Вовчок Марко
Путешествие во внутрь страны
Amicus Plato, sed magis amica veritas [1]
День жаркий, ветреный, удушливый. Повсюду пыль столбом. В вокзале Николаевской железной дороги шум и суета. По платформе бегают, словно на пожаре, роняют дорожные мешки, зонтики, пледы, перчатки, рассыпают запасенную в дорогу провизию. Два кренделька и печеное яйцо катятся к лаковым блестящим ботинкам какого-то пожилого щеголеватого господина, который отпрядывает от них, как от ядовитого змеиного жала. У иногородних путешественников, забравшихся сюда спозаранку и уже успевших сделать десятка два верст взад и вперед по зданию, на лицах ясно написано угрюмое неудовольствие; движения их порывисты, речь раздражительная. Некоторые (холерики) еще все ходят взад и вперед, хотя уже через силу, но большая часть уже окончательно умаялась, присели по скамейкам и беседуют. Они успели перезнакомиться друг с другом и ведут разные разговоры, пересыпая их едкими замечаниями о Петербурге.
— Ну уж Петербург, признаюсь! — говорит довольно округлый дворянин другому, сидящему с ним рядом на скамейке, менее округлому дворянину, который в ответ язвительно кривит рот и пожимает плечами.
— Ведь это, знаете… ведь это просто… Позвольте спросить, как имя и отчество?
— Владимир Ильич.
— Ведь это просто, Владимир Ильич… просто какое-то бесчеловечие! Лед-с, лед! Везде лед! Я к этому не привык, и я поражен! Никто тебя не замечает! Ведь решительно не замечает! Словно тебя нет.
— Меркантильный дух! Здесь важны туго набитые карманы, а не человек! — с прежней язвительностью замечает Владимир Ильич.
Третий дворянин, в мрачном расположении духа сидящий на соседней скамейке, перегибается в сторону разговаривающих и вмешивается в разговор:
— Люди, можно сказать, мельчают, вырождаются в таких центрах, как Петербург. Постоянно поглощенные мелкими заботами, они не имеют досуга углубиться внутрь себя, обозреть свой внутренний мир и сосредоточиться на задаче жизни.
Он говорит это плавно, протяжно, выдержанно, останавливаясь на запятых и точках, и тем благосклонным, но не допускающим возражений тоном, каким часто говорят привыкшие к почтительным слушателям магнаты-помещики. Он не говорит, а, так сказать, «глаголет».

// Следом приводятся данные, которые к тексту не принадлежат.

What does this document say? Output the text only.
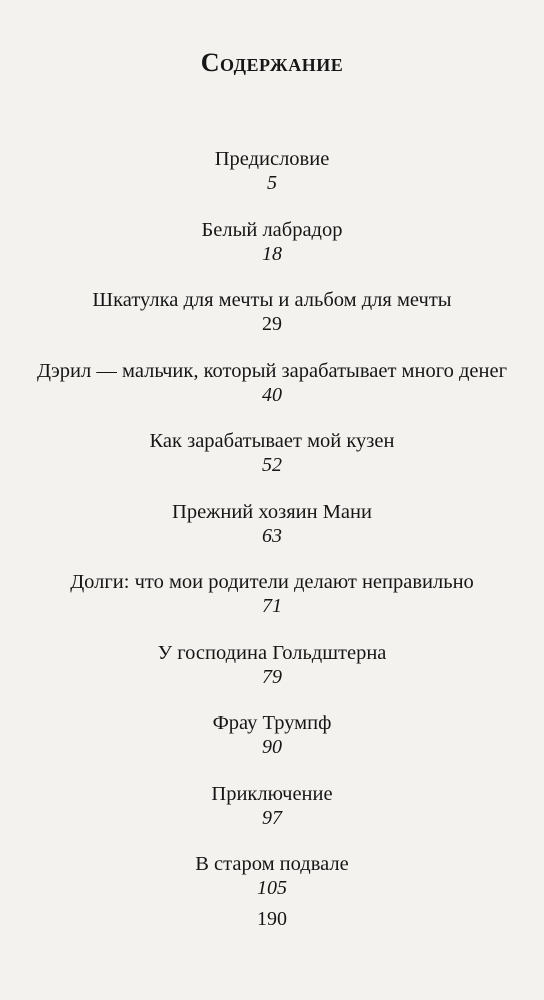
Содержание
Предисловие
5
Белый лабрадор
18
Шкатулка для мечты и альбом для мечты
29
Дэрил — мальчик, который зарабатывает много денег
40
Как зарабатывает мой кузен
52
Прежний хозяин Мани
63
Долги: что мои родители делают неправильно
71
У господина Гольдштерна
79
Фрау Трумпф
90
Приключение
97
В старом подвале
105
190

Дворяне, к которым он обратился, по его манере глаголать тотчас же догадываются, что он немалая птица, и несколько торопливым хором бормочут:
— Да. да!. мельчают… вырождаются…
Наступает молчание и длится несколько минут.
Вбегают три иногородние путешественницы. Они одеты по последней петербургской моде, но, с непривычки, все на них топырится. Они беспрестанно обдергиваются. Шляпки у них несколько на сторону, глаза округлились до последней невозможности, дыхание прерывается. Они то мечутся из стороны в сторону, то толкутся на одном месте.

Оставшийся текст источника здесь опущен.